I built this tool to automate the "Data Cleaning" phase of the ML pipeline. By utilizing InsightFace for high-accuracy embeddings and DBSCAN for unsupervised clustering, I created a way to take a raw, 50,000-image dump and instantly isolate high-quality training data for specific individuals, all while keeping the data 100% offline.
System Workflow
The sorter operates as a 4-stage pipeline, using a local SQLite database to track progress and ensure the process is fully resumable.
Technical Workflow
Scan & Hash: Recursively indexes the directory. It uses file path hashing to skip duplicates, ensuring that redundant images don't dilute the training set.
Batch Extraction: Utilizes the InsightFace (buffalo_l) model to detect faces and generate 512-dimensional feature vectors. I implemented background preloading to ensure the GPU/CPU never idles during the extraction of 50k+ vectors.

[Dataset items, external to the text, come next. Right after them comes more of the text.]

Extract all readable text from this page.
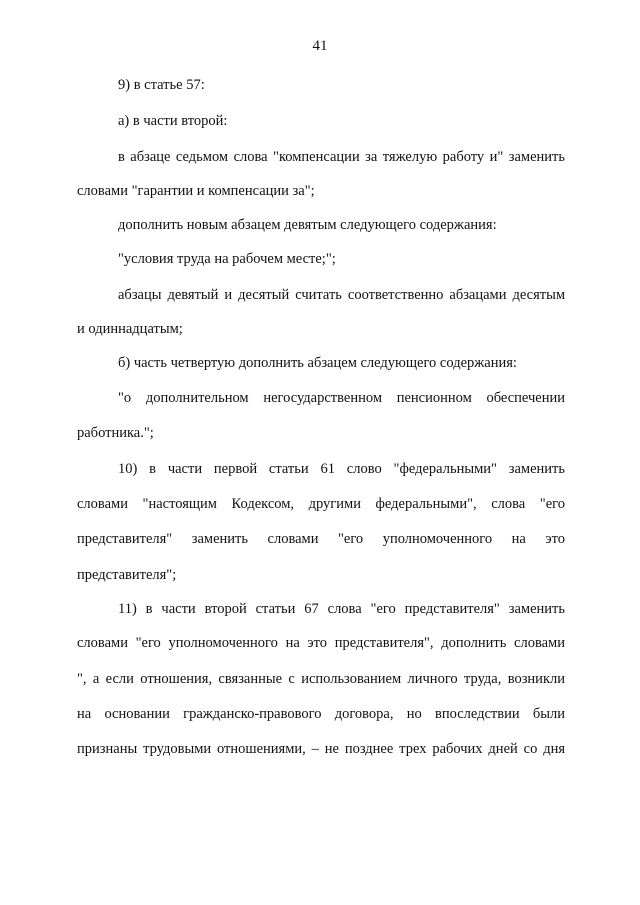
41
9) в статье 57:
а) в части второй:
в абзаце седьмом слова "компенсации за тяжелую работу и" заменить
словами "гарантии и компенсации за";
дополнить новым абзацем девятым следующего содержания:
"условия труда на рабочем месте;";
абзацы девятый и десятый считать соответственно абзацами десятым
и одиннадцатым;
б) часть четвертую дополнить абзацем следующего содержания:
"о дополнительном негосударственном пенсионном обеспечении
работника.";
10) в части первой статьи 61 слово "федеральными" заменить
словами "настоящим Кодексом, другими федеральными", слова "его
представителя" заменить словами "его уполномоченного на это
представителя";
11) в части второй статьи 67 слова "его представителя" заменить
словами "его уполномоченного на это представителя", дополнить словами
", а если отношения, связанные с использованием личного труда, возникли
на основании гражданско-правового договора, но впоследствии были
признаны трудовыми отношениями, – не позднее трех рабочих дней со дня
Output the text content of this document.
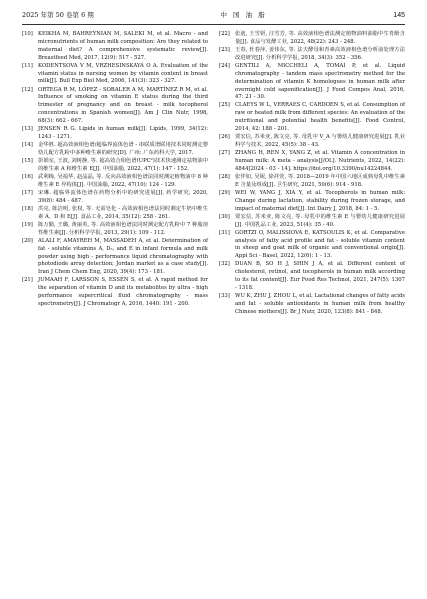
2025 年第 50 卷第 6 期	中 国 油 脂	145
[10] KEIKHA M, BAHREYNIAN M, SALEKI M, et al. Macro - and micronutrients of human milk composition: Are they related to maternal diet? A comprehensive systematic review[J]. Breastfeed Med, 2017, 12(9): 517 - 527.
[11] KODENTSOVA V M, VRZHESINSKAYA O A. Evaluation of the vitamin status in nursing women by vitamin content in breast milk[J]. Bull Exp Biol Med, 2006, 141(3): 323 - 327.
[12] ORTEGA R M, LÓPEZ - SOBALER A M, MARTÍNEZ R M, et al. Influence of smoking on vitamin E status during the third trimester of pregnancy and on breast - milk tocopherol concentrations in Spanish women[J]. Am J Clin Nutr, 1998, 68(3): 662 - 667.
[13] JENSEN R G. Lipids in human milk[J]. Lipids, 1999, 34(12): 1243 - 1271.
[14] 金华胜. 超高效液相色谱/超临界流体色谱 - 串联质谱联用技术同时测定婴幼儿配方乳粉中多种维生素的研究[D]. 广州: 广东药科大学, 2017.
[15] 彭娟室, 王波, 刘树静, 等. 超高效合相色谱(UPC²)技术快速测定祛物油中的维生素 A 和维生素 E[J]. 中国油脂, 2022, 47(1): 147 - 152.
[16] 武利梅, 吴福华, 赵晶晶, 等. 反向高效液相色谱法同时测定植物油中 8 种维生素 E 异构体[J]. 中国油脂, 2022, 47(10): 124 - 129.
[17] 宋琳. 超临界流体色谱在药物分析中的研究进展[J]. 药学研究, 2020, 39(8): 484 - 487.
[18] 洪亮, 陈洁明, 张权, 等. 无需皂化 - 高效液相色谱法同时测定牛奶中维生素 A、D 和 E[J]. 食品工业, 2014, 35(12): 258 - 261.
[19] 陈万勤, 王璐, 黄丽英, 等. 高效液相色谱法同时测定配方乳粉中 7 种脂溶性维生素[J]. 分析科学学报, 2013, 29(1): 109 - 112.
[20] ALALI F, AMAYREH M, MASSADEH A, et al. Determination of fat - soluble vitamins A, D₃, and E in infant formula and milk powder using high - performance liquid chromatography with photodiode array detection; Jordan market as a case study[J]. Iran J Chem Chem Eng, 2020, 39(4): 173 - 181.
[21] JUMAAH F, LARSSON S, ESSÉN S, et al. A rapid method for the separation of vitamin D and its metabolites by ultra - high performance supercritical fluid chromatography - mass spectrometry[J]. J Chromatogr A, 2016, 1440: 191 - 200.
[22] 张迪, 王雪妍, 汪雪芳, 等. 高效液相色谱法测定植物油料油脂中生育酚含量[J]. 食品与发酵工业, 2022, 48(22): 243 - 248.
[23] 王春, 杜春萍, 姜伟东, 等. 法夫酵母和青素高效液相色谱分析前处理方法改进研究[J]. 分析科学学报, 2018, 34(3): 352 - 356.
[24] GENTILI A, MICCHELI A, TOMAI P, et al. Liquid chromatography - tandem mass spectrometry method for the determination of vitamin K homologues in human milk after overnight cold saponification[J]. J Food Compos Anal, 2016, 47: 21 - 30.
[25] CLAEYS W L, VERRAES C, CARDOEN S, et al. Consumption of raw or heated milk from different species: An evaluation of the nutritional and potential health benefits[J]. Food Control, 2014, 42: 188 - 201.
[26] 贾宏信, 苏米亚, 陈文亮, 等. 母乳中 V_A 与婴幼儿健康研究进展[J]. 乳业科学与技术, 2022, 45(5): 38 - 43.
[27] ZHANG H, REN X, YANG Z, et al. Vitamin A concentration in human milk: A meta - analysis[J/OL]. Nutrients, 2022, 14(22): 4844[2024 - 03 - 14]. https://doi.org/10.3390/nu14224844.
[28] 张伴如, 吴妮, 徐祥萱, 等. 2018—2019 年中国六地区成熟母乳中维生素 E 含量及组成[J]. 卫生研究, 2021, 50(6): 914 - 918.
[29] WEI W, YANG J, XIA Y, et al. Tocopherols in human milk: Change during lactation, stability during frozen storage, and impact of maternal diet[J]. Int Dairy J, 2018, 84: 1 - 5.
[30] 贾宏信, 苏米亚, 陈文亮, 等. 母乳中的维生素 E 与婴幼儿健康研究进展[J]. 中国乳品工业, 2023, 51(4): 35 - 40.
[31] GORTZI O, MALISSIOVA E, KATSOULIS K, et al. Comparative analysis of fatty acid profile and fat - soluble vitamin content in sheep and goat milk of organic and conventional origin[J]. Appl Sci - Basel, 2022, 12(6): 1 - 13.
[32] DUAN B, SO H J, SHIN J A, et al. Different content of cholesterol, retinol, and tocopherols in human milk according to its fat content[J]. Eur Food Res Technol, 2021, 247(5): 1307 - 1318.
[33] WU K, ZHU J, ZHOU L, et al. Lactational changes of fatty acids and fat - soluble antioxidants in human milk from healthy Chinese mothers[J]. Br J Nutr, 2020, 123(8): 841 - 848.
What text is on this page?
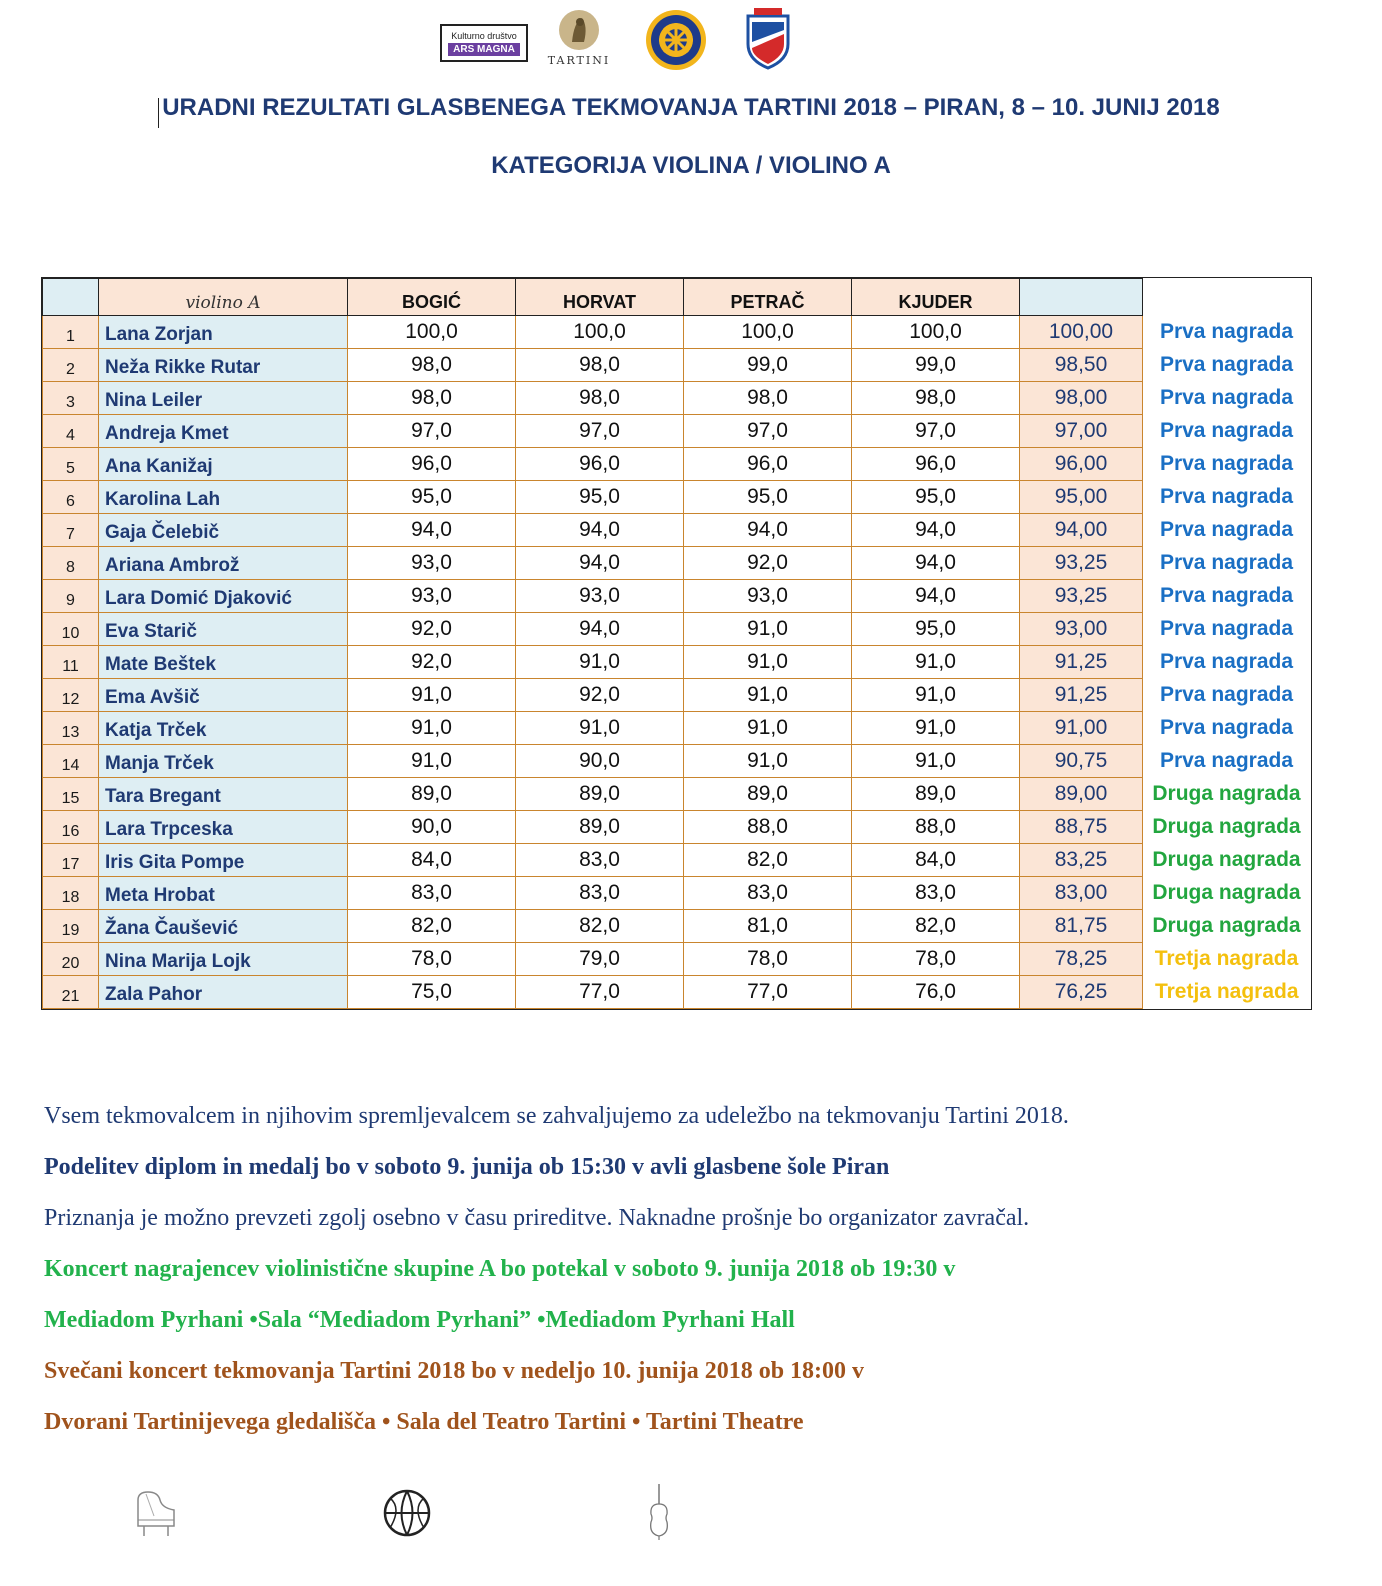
Kulturno društvo
ARS MAGNA
TARTINI
URADNI REZULTATI GLASBENEGA TEKMOVANJA TARTINI 2018 – PIRAN, 8 – 10. JUNIJ 2018
KATEGORIJA VIOLINA / VIOLINO A
	violino A	BOGIĆ	HORVAT	PETRAČ	KJUDER		
1	Lana Zorjan	100,0	100,0	100,0	100,0	100,00	Prva nagrada
2	Neža Rikke Rutar	98,0	98,0	99,0	99,0	98,50	Prva nagrada
3	Nina Leiler	98,0	98,0	98,0	98,0	98,00	Prva nagrada
4	Andreja Kmet	97,0	97,0	97,0	97,0	97,00	Prva nagrada
5	Ana Kanižaj	96,0	96,0	96,0	96,0	96,00	Prva nagrada
6	Karolina Lah	95,0	95,0	95,0	95,0	95,00	Prva nagrada
7	Gaja Čelebič	94,0	94,0	94,0	94,0	94,00	Prva nagrada
8	Ariana Ambrož	93,0	94,0	92,0	94,0	93,25	Prva nagrada
9	Lara Domić Djaković	93,0	93,0	93,0	94,0	93,25	Prva nagrada
10	Eva Starič	92,0	94,0	91,0	95,0	93,00	Prva nagrada
11	Mate Beštek	92,0	91,0	91,0	91,0	91,25	Prva nagrada
12	Ema Avšič	91,0	92,0	91,0	91,0	91,25	Prva nagrada
13	Katja Trček	91,0	91,0	91,0	91,0	91,00	Prva nagrada
14	Manja Trček	91,0	90,0	91,0	91,0	90,75	Prva nagrada
15	Tara Bregant	89,0	89,0	89,0	89,0	89,00	Druga nagrada
16	Lara Trpceska	90,0	89,0	88,0	88,0	88,75	Druga nagrada
17	Iris Gita Pompe	84,0	83,0	82,0	84,0	83,25	Druga nagrada
18	Meta Hrobat	83,0	83,0	83,0	83,0	83,00	Druga nagrada
19	Žana Čaušević	82,0	82,0	81,0	82,0	81,75	Druga nagrada
20	Nina Marija Lojk	78,0	79,0	78,0	78,0	78,25	Tretja nagrada
21	Zala Pahor	75,0	77,0	77,0	76,0	76,25	Tretja nagrada

Vsem tekmovalcem in njihovim spremljevalcem se zahvaljujemo za udeležbo na tekmovanju Tartini 2018.

Podelitev diplom in medalj bo v soboto 9. junija ob 15:30 v avli glasbene šole Piran

Priznanja je možno prevzeti zgolj osebno v času prireditve. Naknadne prošnje bo organizator zavračal.

Koncert nagrajencev violinistične skupine A bo potekal v soboto 9. junija 2018 ob 19:30 v

Mediadom Pyrhani •Sala “Mediadom Pyrhani” •Mediadom Pyrhani Hall

Svečani koncert tekmovanja Tartini 2018 bo v nedeljo 10. junija 2018 ob 18:00 v

Dvorani Tartinijevega gledališča • Sala del Teatro Tartini • Tartini Theatre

Identity Clustering: Instead of manual tagging, the system uses DBSCAN (or HDBSCAN). This is critical for ML workflows because it discovers "identities" autonomously, allowing me to find a specific person in a sea of noise without knowing their name.
File Organization: The backend translates the mathematical clusters into a physical folder structure. This allows for immediate integration into training GUIs like Kohya_ss or OneTrainer.
Reflection
This project turned a manual 6-hour task into a 30-minute automated background process. It proved that in the world of AI training, the "Humanities" of the data, how we organize and curate it, is just as important as the model architecture itself. The efficiency gained here directly translates to faster iteration cycles and higher-quality model weights.
What worked
Dataset Readiness: The output is immediately usable for training. By sorting "unknowns" and "no-faces" into separate bins, the "garbage" is automatically filtered out of the training set.
Scalability: By processing in batches and storing only embeddings (not pixels) in RAM, the system remains stable even when the dataset grows to six figures.
Privacy-First: Since many training datasets contain private or sensitive imagery, the 100% local execution is a non-negotiable feature.
Limitations
Quality Variance: While the AI groups faces well, it doesn't yet filter for "low-quality" or "blurry" images—meaning a second manual pass for aesthetic quality is still needed before training.
Computational Intensity: Extracting 50,000 embeddings is a heavy lift for a CPU. For ML practitioners, using the CUDA-accelerated GPU path is almost mandatory for speed.
How to Use
Environment Setup:
Clone the repository and create a Python virtual environment.